The last couple of years the BI (Business Intelligence) world has gone through a paradigm shift. OLAP (On Line Analytic Process) based solutions that previously been hugely successful within the enterprises have been more and more replaced by in-memory alternatives.
OLAP solutions once revolutionized BI by storing pre-aggregated results and allowing users to make advanced analytics over huge data sets in the blink of a second. The problem is however that as the data needs to be pre-aggregated KPIs (Key Performance Indicators) has to be defined in forehand and the model that creates the cube is more or less fixed which in the end of course restricts the possibilities for the end user. OLAP solutions have traditionally also been complicated to implement as they need its own specialists to design and feed the cube with data – a competence that differs a lot from the more commonly known relational data skills.
The performance of relational data products has however vastly improved over the years, 64-bit computing has become a commodity and fast computer memory (RAM) has become cheaper and cheaper. This has opened the field for in-memory BI solutions like Spotfire, Qlikview, Tableau, and PowerPivot to name a few. An in-memory solution will not use a cube directly but rather read the whole relational data set into memory. This approach combined with modern and attractive user interfaces made the solutions more efficient, faster and much more flexible than the traditional OLAP alternatives.

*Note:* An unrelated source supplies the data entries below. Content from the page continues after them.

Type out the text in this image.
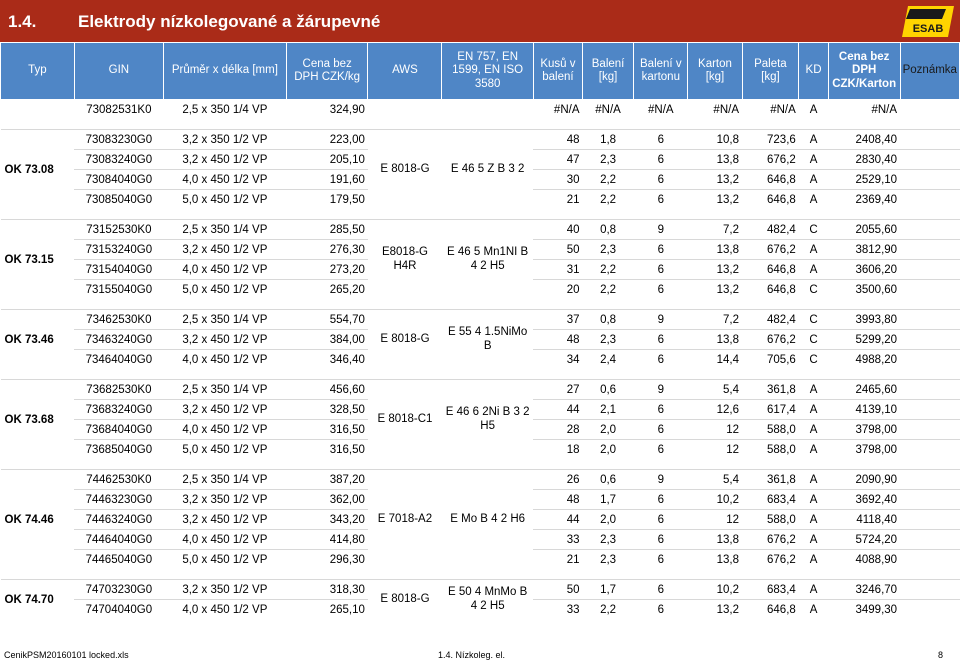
1.4. Elektrody nízkolegované a žárupevné	ESAB
Typ	GIN	Průměr x délka [mm]	Cena bez DPH CZK/kg	AWS	EN 757, EN 1599, EN ISO 3580	Kusů v balení	Balení [kg]	Balení v kartonu	Karton [kg]	Paleta [kg]	KD	Cena bez DPH CZK/Karton	Poznámka
	73082531K0	2,5 x 350 1/4 VP	324,90			#N/A	#N/A	#N/A	#N/A	#N/A	A	#N/A	

OK 73.08	73083230G0	3,2 x 350 1/2 VP	223,00	E 8018-G	E 46 5 Z B 3 2	48	1,8	6	10,8	723,6	A	2408,40	
	73083240G0	3,2 x 450 1/2 VP	205,10			47	2,3	6	13,8	676,2	A	2830,40	
	73084040G0	4,0 x 450 1/2 VP	191,60			30	2,2	6	13,2	646,8	A	2529,10	
	73085040G0	5,0 x 450 1/2 VP	179,50			21	2,2	6	13,2	646,8	A	2369,40	

OK 73.15	73152530K0	2,5 x 350 1/4 VP	285,50	E8018-G H4R	E 46 5 Mn1NI B 4 2 H5	40	0,8	9	7,2	482,4	C	2055,60	
	73153240G0	3,2 x 450 1/2 VP	276,30			50	2,3	6	13,8	676,2	A	3812,90	
	73154040G0	4,0 x 450 1/2 VP	273,20			31	2,2	6	13,2	646,8	A	3606,20	
	73155040G0	5,0 x 450 1/2 VP	265,20			20	2,2	6	13,2	646,8	C	3500,60	

OK 73.46	73462530K0	2,5 x 350 1/4 VP	554,70	E 8018-G	E 55 4 1.5NiMo B	37	0,8	9	7,2	482,4	C	3993,80	
	73463240G0	3,2 x 450 1/2 VP	384,00			48	2,3	6	13,8	676,2	C	5299,20	
	73464040G0	4,0 x 450 1/2 VP	346,40			34	2,4	6	14,4	705,6	C	4988,20	

OK 73.68	73682530K0	2,5 x 350 1/4 VP	456,60	E 8018-C1	E 46 6 2Ni B 3 2 H5	27	0,6	9	5,4	361,8	A	2465,60	
	73683240G0	3,2 x 450 1/2 VP	328,50			44	2,1	6	12,6	617,4	A	4139,10	
	73684040G0	4,0 x 450 1/2 VP	316,50			28	2,0	6	12	588,0	A	3798,00	
	73685040G0	5,0 x 450 1/2 VP	316,50			18	2,0	6	12	588,0	A	3798,00	

OK 74.46	74462530K0	2,5 x 350 1/4 VP	387,20	E 7018-A2	E Mo B 4 2 H6	26	0,6	9	5,4	361,8	A	2090,90	
	74463230G0	3,2 x 350 1/2 VP	362,00			48	1,7	6	10,2	683,4	A	3692,40	
	74463240G0	3,2 x 450 1/2 VP	343,20			44	2,0	6	12	588,0	A	4118,40	
	74464040G0	4,0 x 450 1/2 VP	414,80			33	2,3	6	13,8	676,2	A	5724,20	
	74465040G0	5,0 x 450 1/2 VP	296,30			21	2,3	6	13,8	676,2	A	4088,90	

OK 74.70	74703230G0	3,2 x 350 1/2 VP	318,30	E 8018-G	E 50 4 MnMo B 4 2 H5	50	1,7	6	10,2	683,4	A	3246,70	
	74704040G0	4,0 x 450 1/2 VP	265,10			33	2,2	6	13,2	646,8	A	3499,30	
CenikPSM20160101 locked.xls	1.4. Nízkoleg. el.	8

Both BI approaches however has one thing in common; without correct and current data the solution is more or less worthless.
Sometimes “correct and current data” is easier said than done. As best of breed system architectures get more popular and organizations start taking advantage of Software as a Service (SaaS) solutions, important data gets spread over a vast number of different systems. This makes the collection of data for the BI solution both complicated and fragile.

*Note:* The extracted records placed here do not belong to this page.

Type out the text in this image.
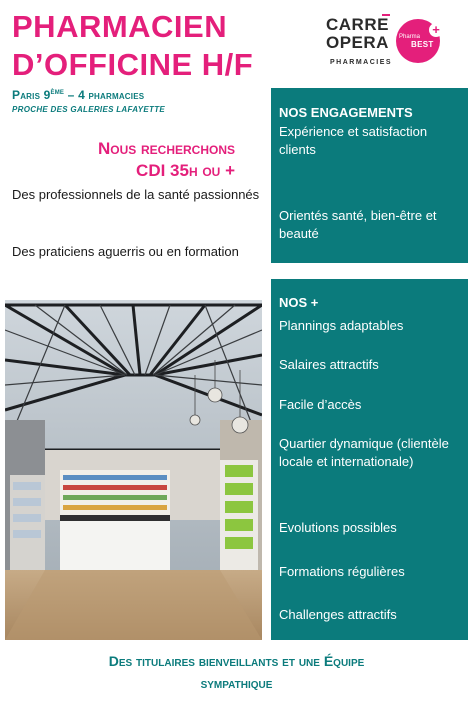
PHARMACIEN
D’OFFICINE H/F
CARRE
OPERA
PHARMACIES
Pharma
BEST
+
Paris 9ème – 4 pharmacies
PROCHE DES GALERIES LAFAYETTE
Nous recherchons
CDI 35h ou +
Des professionnels de la santé passionnés
Des praticiens aguerris ou en formation
NOS ENGAGEMENTS
Expérience et satisfaction clients
Orientés santé, bien-être et beauté
NOS +
Plannings adaptables
Salaires attractifs
Facile d’accès
Quartier dynamique (clientèle locale et internationale)
Evolutions possibles
Formations régulières
Challenges attractifs
Des titulaires bienveillants et une Équipe
sympathique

The “integration done right” in the title of this post refers to an integration that is based on a comprehensive integration strategy, that uses shared conical internal schemas, is loosely coupled and well documented. If this is the case creating a central data warehouse as a base for the BI solution of relevant data in a proper format is a simple task.
Receiving and feeding the data warehouse with data directly via the integration is also often superior to actually trying to have the BI solution reach into the different systems and read data. The integration option is superior as the alternative complicates the whole architecture, creates a fragile solution, puts extra load on online data within the actual system – but also uses extra time before the data can be analyzed. In a world where two seconds can be a business advantage as current data as possible is critical and waiting on for example a scheduled batch-extract to run before we can receive data from a system isn’t acceptable!
To summarize: an integration investment and strategy within an organization needs to be implemented correctly and from the beginning strive for flexibility and honor things like loose couplings, documentation, canonical formats etc. With a BI implementation on the other hand is equality important to consider integration as a vital part of the project and not end up with a complicated, fragile and non-manageable, non-optimal solution.